Distributed Edison computational network

This web-app and corresponding python suite will allow you to access the full potential of your new Intel Edison board, by tapping in to the unused potential of other users. Each board on the network has been volunteered to offer computational space and time to the collective, in exchange for the same privilidge. The concept is simple:

You add the software to your board, and sign up for the service. This connects your board to a network of other boards willing to share computational power.

You grab a cluster of nodes. This can be private clusters of your own boards, or globally-sourced clusters of nearby available boards.

You submit a job. Jobs are essentially segmentable data, combined with a python mapping and reducing script. The data will be "Mapped" out to the boards in your cluster via the mapping script, then the reducer script will be run on the subset of data belonging to each board. This allows for very large jobs to be done on these tiny machines.

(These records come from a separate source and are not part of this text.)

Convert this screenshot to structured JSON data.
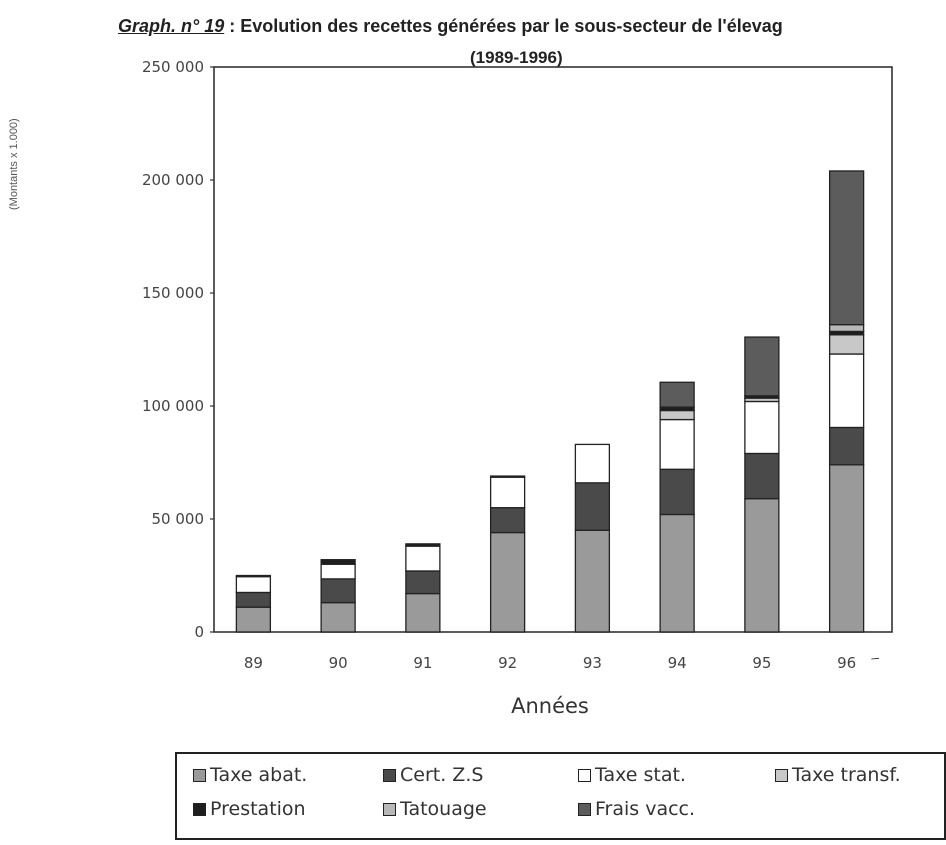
{
  "page": {
    "side_label": "(Montants x 1.000)",
    "title_prefix": "Graph. n° 19",
    "title_sep": " : ",
    "title_text": "Evolution des recettes générées par le sous-secteur de l'élevag",
    "title_years": "(1989-1996)"
  },
  "chart_data": {
    "type": "bar",
    "stacked": true,
    "title": "Evolution des recettes générées par le sous-secteur de l'élevag (1989-1996)",
    "xlabel": "Années",
    "ylabel": "",
    "ylim": [
      0,
      250000
    ],
    "yticks": [
      0,
      50000,
      100000,
      150000,
      200000,
      250000
    ],
    "ytick_labels": [
      "0",
      "50 000",
      "100 000",
      "150 000",
      "200 000",
      "250 000"
    ],
    "categories": [
      "89",
      "90",
      "91",
      "92",
      "93",
      "94",
      "95",
      "96"
    ],
    "legend_position": "bottom",
    "series": [
      {
        "name": "Taxe abat.",
        "color": "#9a9a9a",
        "values": [
          11000,
          13000,
          17000,
          44000,
          45000,
          52000,
          59000,
          74000
        ]
      },
      {
        "name": "Cert. Z.S",
        "color": "#4a4a4a",
        "values": [
          6500,
          10500,
          10000,
          11000,
          21000,
          20000,
          20000,
          16500
        ]
      },
      {
        "name": "Taxe stat.",
        "color": "#ffffff",
        "values": [
          7000,
          6500,
          11000,
          13500,
          17000,
          22000,
          23000,
          32500
        ]
      },
      {
        "name": "Taxe transf.",
        "color": "#c8c8c8",
        "values": [
          0,
          0,
          0,
          0,
          0,
          4000,
          1500,
          8500
        ]
      },
      {
        "name": "Prestation",
        "color": "#1e1e1e",
        "values": [
          500,
          2000,
          1000,
          500,
          0,
          1500,
          1000,
          1500
        ]
      },
      {
        "name": "Tatouage",
        "color": "#b8b8b8",
        "values": [
          0,
          0,
          0,
          0,
          0,
          0,
          0,
          3000
        ]
      },
      {
        "name": "Frais vacc.",
        "color": "#5c5c5c",
        "values": [
          0,
          0,
          0,
          0,
          0,
          11000,
          26000,
          68000
        ]
      }
    ]
  }
}
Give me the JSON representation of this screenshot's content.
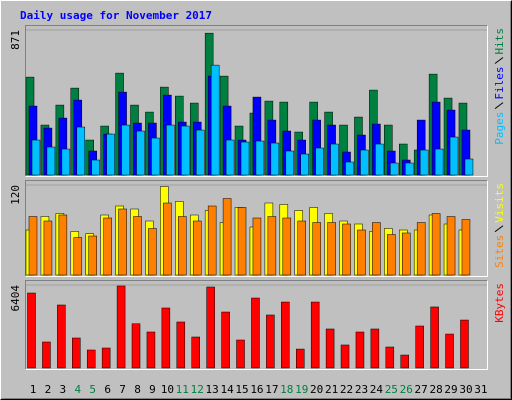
{
  "title": "Daily usage for November 2017",
  "categories": [
    "1",
    "2",
    "3",
    "4",
    "5",
    "6",
    "7",
    "8",
    "9",
    "10",
    "11",
    "12",
    "13",
    "14",
    "15",
    "16",
    "17",
    "18",
    "19",
    "20",
    "21",
    "22",
    "23",
    "24",
    "25",
    "26",
    "27",
    "28",
    "29",
    "30",
    "31"
  ],
  "category_colors": [
    "#000000",
    "#000000",
    "#000000",
    "#008040",
    "#008040",
    "#000000",
    "#000000",
    "#000000",
    "#000000",
    "#000000",
    "#008040",
    "#008040",
    "#000000",
    "#000000",
    "#000000",
    "#000000",
    "#000000",
    "#008040",
    "#008040",
    "#000000",
    "#000000",
    "#000000",
    "#000000",
    "#000000",
    "#008040",
    "#008040",
    "#000000",
    "#000000",
    "#000000",
    "#000000",
    "#000000"
  ],
  "chart_data": [
    {
      "type": "bar",
      "ylim": [
        0,
        871
      ],
      "yticks": [
        871
      ],
      "series": [
        {
          "name": "Hits",
          "color": "#008040",
          "values": [
            588,
            300,
            420,
            522,
            210,
            294,
            612,
            420,
            378,
            528,
            474,
            432,
            852,
            594,
            294,
            372,
            444,
            438,
            258,
            438,
            378,
            300,
            348,
            510,
            300,
            186,
            150,
            606,
            462,
            432,
            null
          ]
        },
        {
          "name": "Files",
          "color": "#0000ff",
          "values": [
            414,
            282,
            342,
            450,
            144,
            246,
            498,
            312,
            312,
            480,
            318,
            318,
            594,
            414,
            210,
            468,
            330,
            264,
            210,
            330,
            300,
            138,
            240,
            306,
            144,
            90,
            330,
            438,
            390,
            270,
            null
          ]
        },
        {
          "name": "Pages",
          "color": "#00c0ff",
          "values": [
            210,
            168,
            156,
            288,
            90,
            246,
            300,
            264,
            222,
            300,
            294,
            270,
            660,
            210,
            198,
            204,
            192,
            144,
            126,
            162,
            186,
            78,
            150,
            186,
            72,
            72,
            150,
            156,
            228,
            96,
            null
          ]
        }
      ]
    },
    {
      "type": "bar",
      "ylim": [
        0,
        120
      ],
      "yticks": [
        120
      ],
      "series": [
        {
          "name": "Visits",
          "color": "#ffff00",
          "values": [
            60,
            78,
            82,
            58,
            55,
            80,
            92,
            88,
            72,
            118,
            98,
            80,
            86,
            70,
            90,
            64,
            96,
            94,
            86,
            90,
            82,
            72,
            68,
            58,
            62,
            60,
            60,
            80,
            68,
            60,
            null
          ]
        },
        {
          "name": "Sites",
          "color": "#ff8000",
          "values": [
            78,
            72,
            80,
            50,
            52,
            76,
            88,
            78,
            62,
            96,
            78,
            72,
            92,
            102,
            90,
            76,
            78,
            76,
            72,
            70,
            70,
            68,
            60,
            70,
            54,
            56,
            70,
            82,
            78,
            74,
            null
          ]
        }
      ]
    },
    {
      "type": "bar",
      "ylim": [
        0,
        6404
      ],
      "yticks": [
        6404
      ],
      "series": [
        {
          "name": "KBytes",
          "color": "#ff0000",
          "values": [
            5786,
            2007,
            4862,
            2315,
            1389,
            1543,
            6327,
            3414,
            2778,
            4630,
            3550,
            2392,
            6250,
            4320,
            2160,
            5400,
            4090,
            5090,
            1460,
            5090,
            3010,
            1776,
            2778,
            3010,
            1620,
            1000,
            3240,
            4710,
            2620,
            3700,
            null
          ]
        }
      ]
    }
  ]
}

After each board completes, the data is returned to the server for storage, and is compiled in to an output file. This finished file is stored on the server, and should represent the output of each board's job.

This concept is modelled after Hadoop's Map-Reduce, but on a smalled data scale to deal with the limited storage of the device. Instead, this model focuses on increasing processing power, allowing faster completion of VERY large jobs.

Example: List sort

A word list such as all the words in "War and Peace" needs to be sorted. The list of words would overflow a single Edison's memory, but that's why we are here!

data: War_and_Peace.txt mapper: create list of words, separated by first letter -> 26 lists at amuch smaller size each reducer: sort each list

The job would send 26 "blocks" to some number of Edison boards, and each block would be sorted independently. Then the Edisons would send the data back in block order. sorted A list + sorted B list + ... + sorted z list = sorted list!

In this way, we can multiply the Edison board's computational power to unthinkable heights!